Experts welcome funding changes
HEALTH experts have welcomed the simplification of Labor's funding plan.
HEALTH experts have welcomed the simplification of Labor's funding plan, but warned it remains a "financial package" rather than a health reform, with on-the-ground problems unresolved.
The experts favoured the move to strip out the financing complexity from the original Rudd reforms, but many said the changes outlined yesterday would have limited impact on hard-pressed hospitals or GP clinics.
John Dwyer, founding president of the Australian Healthcare Reform Alliance, said the new plan "remains a financial reform package, not a health system reform package", and the national pool arrangement would be "cumbersome beyond measure".
Professor Dwyer said he "loved the rhetoric" put forward by Prime Minister Julia Gillard about increasing the emphasis on primary care, which was "absolutely the way to go".
But he criticised the choice of Medicare Locals as the method for delivering this, saying it remained unclear what they would do or how they would interact with the hospitals.
Bob Wells, director of the Menzies Centre for Health Policy at the Australian National University, said the proposals were an improvement, and would probably succeed in shoring up the health reform agenda.

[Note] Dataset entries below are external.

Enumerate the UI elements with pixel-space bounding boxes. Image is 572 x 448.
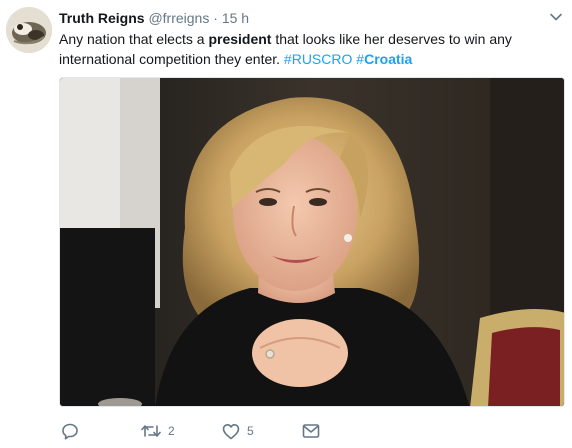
like-count: 5	[247, 424, 254, 438]
envelope-icon	[302, 424, 320, 438]
photo-illustration	[60, 78, 564, 406]
tweet-text-bold: president	[208, 31, 272, 47]
reply-icon	[62, 423, 78, 440]
tweet-media-photo[interactable]	[59, 77, 565, 407]
hashtag-croatia[interactable]: #Croatia	[356, 51, 412, 67]
like-button[interactable]: 5	[222, 420, 254, 442]
tweet-text-part1: Any nation that elects a	[59, 31, 209, 47]
timestamp[interactable]: 15 h	[222, 10, 249, 26]
avatar-image	[6, 7, 52, 53]
chevron-down-icon	[550, 13, 562, 21]
tweet-menu-button[interactable]	[548, 9, 564, 25]
avatar[interactable]	[6, 7, 52, 53]
reply-button[interactable]	[61, 420, 79, 442]
tweet-actions: 2 5	[59, 420, 539, 442]
user-handle[interactable]: @frreigns	[148, 10, 209, 26]
tweet-text: Any nation that elects a president that …	[59, 29, 559, 69]
hashtag-croatia-word: Croatia	[364, 51, 413, 67]
header-separator: ·	[213, 10, 218, 26]
retweet-count: 2	[168, 424, 175, 438]
display-name[interactable]: Truth Reigns	[59, 10, 145, 26]
hashtag-ruscro[interactable]: #RUSCRO	[284, 51, 352, 67]
tweet-card[interactable]: Truth Reigns @frreigns · 15 h Any nation…	[0, 0, 572, 448]
hashtag-croatia-hash: #	[356, 51, 365, 67]
retweet-icon	[141, 425, 161, 437]
tweet-header: Truth Reigns @frreigns · 15 h	[59, 9, 249, 27]
direct-message-button[interactable]	[302, 420, 320, 442]
retweet-button[interactable]: 2	[141, 420, 175, 442]
heart-icon	[222, 423, 240, 439]
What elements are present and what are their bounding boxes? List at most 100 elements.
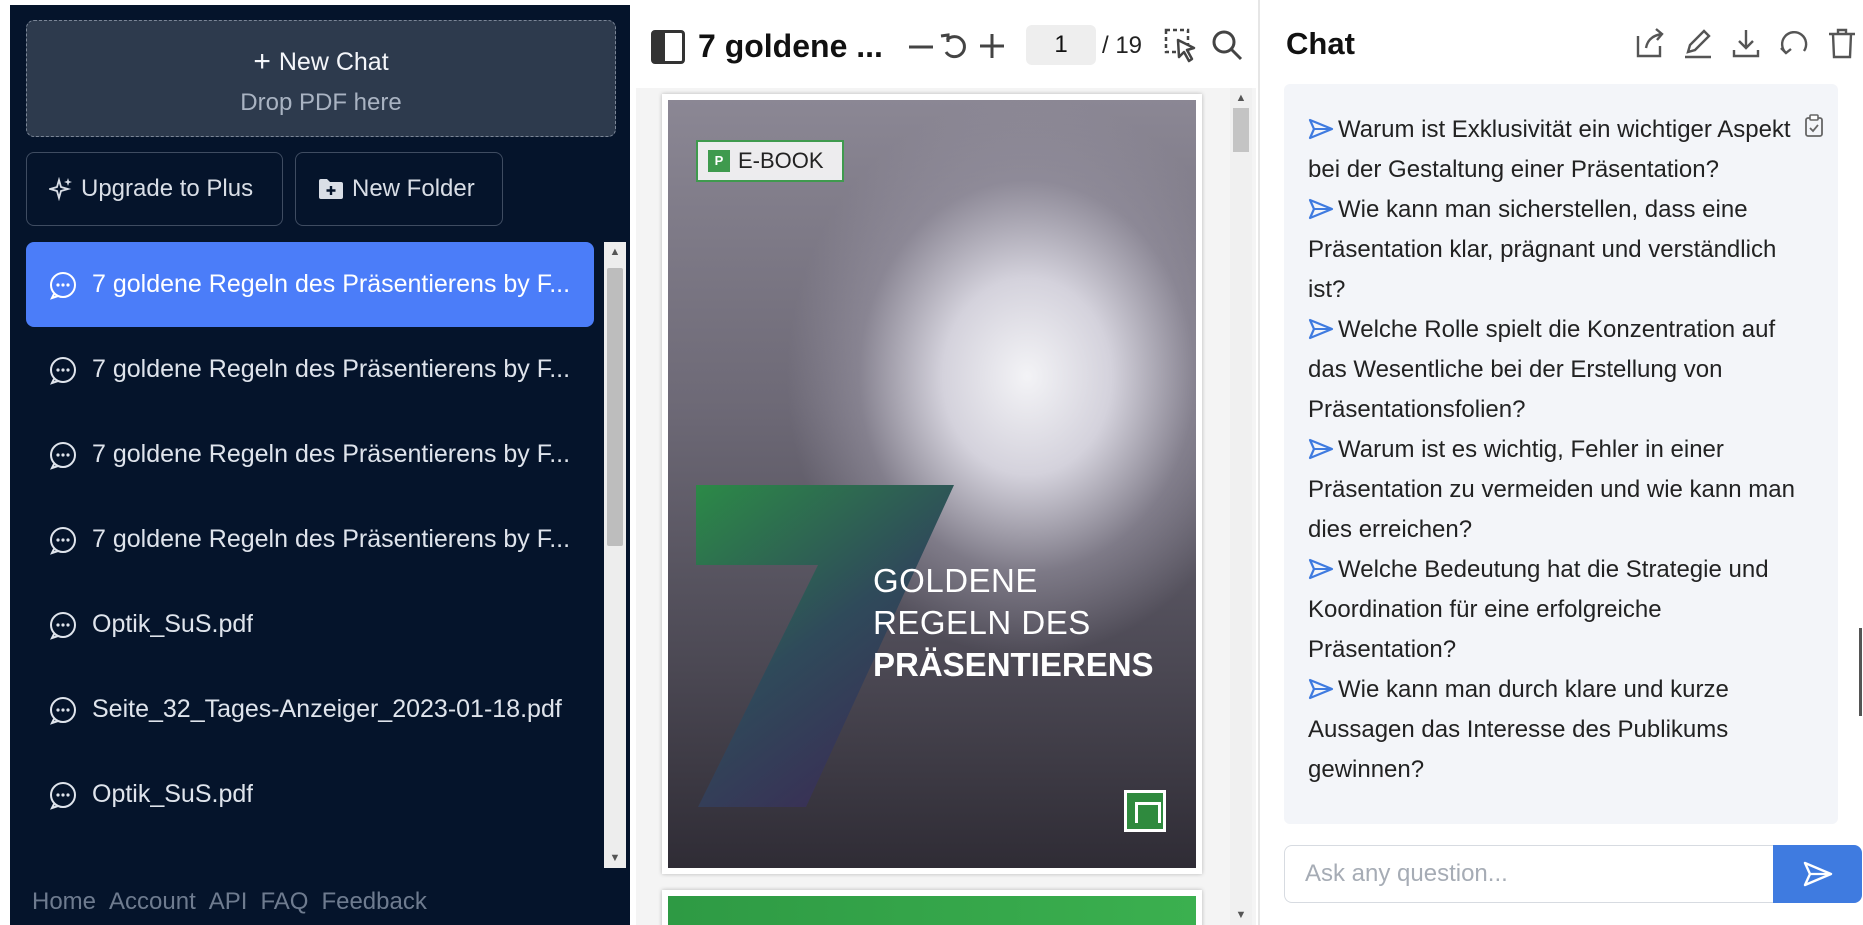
clipboard-check-icon[interactable] [1804,114,1824,138]
chat-list-item[interactable]: 7 goldene Regeln des Präsentierens by F.… [26,327,594,412]
chat-bubble-icon [50,356,76,385]
footer-link-home[interactable]: Home [32,888,96,916]
cover-title-line1: GOLDENE [873,562,1038,599]
pdf-viewer: 7 goldene ... / 19 P E-BOOK [636,0,1256,925]
document-title: 7 goldene ... [698,28,883,64]
send-icon [1803,861,1832,887]
sidebar-toggle-icon[interactable] [651,30,685,64]
download-icon[interactable] [1730,26,1762,60]
suggested-question[interactable]: Welche Rolle spielt die Konzentration au… [1284,310,1838,430]
panel-divider[interactable] [1258,0,1260,925]
send-arrow-icon [1308,198,1334,220]
chat-list-item[interactable]: 7 goldene Regeln des Präsentierens by F.… [26,242,594,327]
footer-link-feedback[interactable]: Feedback [321,888,426,916]
zoom-in-icon[interactable] [976,30,1008,62]
page-total: / 19 [1102,32,1143,59]
chat-item-label: 7 goldene Regeln des Präsentierens by F.… [92,355,571,383]
chat-item-label: 7 goldene Regeln des Präsentierens by F.… [92,440,571,468]
cover-title-line2: REGELN DES [873,604,1091,641]
scroll-down-icon[interactable]: ▼ [1230,905,1252,925]
chat-item-label: Seite_32_Tages-Anzeiger_2023-01-18.pdf [92,695,562,723]
chat-item-label: 7 goldene Regeln des Präsentierens by F.… [92,525,571,553]
suggested-question-text: Welche Rolle spielt die Konzentration au… [1308,316,1776,423]
suggested-question-text: Wie kann man sicherstellen, dass eine Pr… [1308,196,1777,303]
suggested-question[interactable]: Warum ist Exklusivität ein wichtiger Asp… [1284,110,1838,190]
panel-resize-handle[interactable] [1859,628,1862,716]
pdf-page-1: P E-BOOK 7 GOLDENE R [662,94,1202,874]
zoom-out-icon[interactable] [906,32,936,62]
chat-list-scrollbar[interactable]: ▲ ▼ [604,242,626,868]
footer-link-faq[interactable]: FAQ [260,888,308,916]
sidebar-actions: Upgrade to Plus New Folder [26,152,503,226]
sidebar: + New Chat Drop PDF here Upgrade to Plus… [0,0,630,925]
chat-title: Chat [1286,26,1355,61]
send-arrow-icon [1308,558,1334,580]
new-chat-button[interactable]: + New Chat [27,47,615,77]
sidebar-panel: + New Chat Drop PDF here Upgrade to Plus… [10,5,630,925]
chat-list-item[interactable]: 7 goldene Regeln des Präsentierens by F.… [26,497,594,582]
send-button[interactable] [1773,845,1862,903]
scroll-down-icon[interactable]: ▼ [604,848,626,868]
drop-pdf-hint: Drop PDF here [240,89,402,116]
new-chat-label: New Chat [278,47,389,76]
suggested-question[interactable]: Welche Bedeutung hat die Strategie und K… [1284,550,1838,670]
upgrade-button[interactable]: Upgrade to Plus [26,152,283,226]
cover-image: P E-BOOK 7 GOLDENE R [668,100,1196,868]
suggested-question[interactable]: Wie kann man sicherstellen, dass eine Pr… [1284,190,1838,310]
trash-icon[interactable] [1826,26,1858,60]
ask-bar [1284,845,1862,903]
suggested-question-text: Warum ist es wichtig, Fehler in einer Pr… [1308,436,1795,543]
sidebar-footer: Home Account API FAQ Feedback [32,888,427,916]
pdf-pages[interactable]: P E-BOOK 7 GOLDENE R [636,88,1256,925]
page-number-input[interactable] [1026,25,1096,65]
search-icon[interactable] [1210,28,1244,62]
ebook-badge: P E-BOOK [696,140,844,182]
suggested-question[interactable]: Warum ist es wichtig, Fehler in einer Pr… [1284,430,1838,550]
new-folder-label: New Folder [352,175,475,202]
scrollbar-thumb[interactable] [1233,108,1249,152]
edit-icon[interactable] [1682,26,1714,60]
suggested-questions: Warum ist Exklusivität ein wichtiger Asp… [1284,84,1838,790]
reset-chat-icon[interactable] [1778,26,1810,60]
chat-list-item[interactable]: Seite_32_Tages-Anzeiger_2023-01-18.pdf [26,667,594,752]
plus-icon: + [253,45,271,78]
new-folder-button[interactable]: New Folder [295,152,503,226]
chat-list-item[interactable]: Optik_SuS.pdf [26,752,594,837]
footer-link-account[interactable]: Account [109,888,196,916]
chat-panel: Chat Warum ist Exklusivität ein wichtige… [1262,0,1863,925]
chat-bubble-icon [50,611,76,640]
send-arrow-icon [1308,318,1334,340]
reset-zoom-icon[interactable] [938,30,970,62]
ebook-badge-label: E-BOOK [738,148,824,173]
send-arrow-icon [1308,438,1334,460]
pdf-page-2 [662,890,1202,925]
page-2-preview [668,896,1196,925]
chat-header-actions [1634,26,1858,60]
suggested-question-text: Wie kann man durch klare und kurze Aussa… [1308,676,1729,783]
ask-question-input[interactable] [1284,845,1774,903]
chat-bubble-icon [50,526,76,555]
scroll-up-icon[interactable]: ▲ [604,242,626,262]
chat-bubble-icon [50,271,76,300]
footer-link-api[interactable]: API [209,888,248,916]
chat-list-item[interactable]: Optik_SuS.pdf [26,582,594,667]
scrollbar-thumb[interactable] [607,268,623,546]
cover-title-line3: PRÄSENTIERENS [873,646,1154,683]
new-chat-dropzone[interactable]: + New Chat Drop PDF here [26,20,616,137]
sparkle-icon [49,177,72,201]
chat-list: 7 goldene Regeln des Präsentierens by F.… [26,242,594,868]
suggested-question-text: Welche Bedeutung hat die Strategie und K… [1308,556,1769,663]
chat-bubble-icon [50,781,76,810]
suggested-question[interactable]: Wie kann man durch klare und kurze Aussa… [1284,670,1838,790]
viewer-scrollbar[interactable]: ▲ ▼ [1230,88,1252,925]
viewer-toolbar: 7 goldene ... / 19 [636,0,1256,88]
select-text-icon[interactable] [1164,28,1198,64]
scroll-up-icon[interactable]: ▲ [1230,88,1252,108]
chat-item-label: Optik_SuS.pdf [92,780,254,808]
chat-messages[interactable]: Warum ist Exklusivität ein wichtiger Asp… [1284,84,1838,824]
chat-list-item[interactable]: 7 goldene Regeln des Präsentierens by F.… [26,412,594,497]
suggested-question-text: Warum ist Exklusivität ein wichtiger Asp… [1308,116,1791,183]
upgrade-label: Upgrade to Plus [81,175,254,202]
share-icon[interactable] [1634,26,1666,60]
chat-header: Chat [1262,0,1863,84]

"It's something the states can buy into, whereas the previous plan clearly wasn't . . . it's probably easier to follow, and is clear," Mr Wells said. "The only problem I have is with the central pooling arrangement -- I'm not sure what the point is."
Under the new plans, funds will be paid into a single national pool before being paid to state governments. which will in turn pay the hospital networks.
"I don't think any of this will go anywhere to stop cost-shifting," he said. "Whether the split is 60-40 or 50-50, you still have the incentive for both sides to shift costs to the other."
Mr Wells said the compromise still left state treasuries facing unsustainable costs in decades to come, but the new plan would make the system more stable, allowing time for further solutions to be implemented.
Former Australian Medical Association president and National Health and Hospitals Reform Commission member Mukesh Haikerwal said the new scheme was closer to the NHHRC's original vision.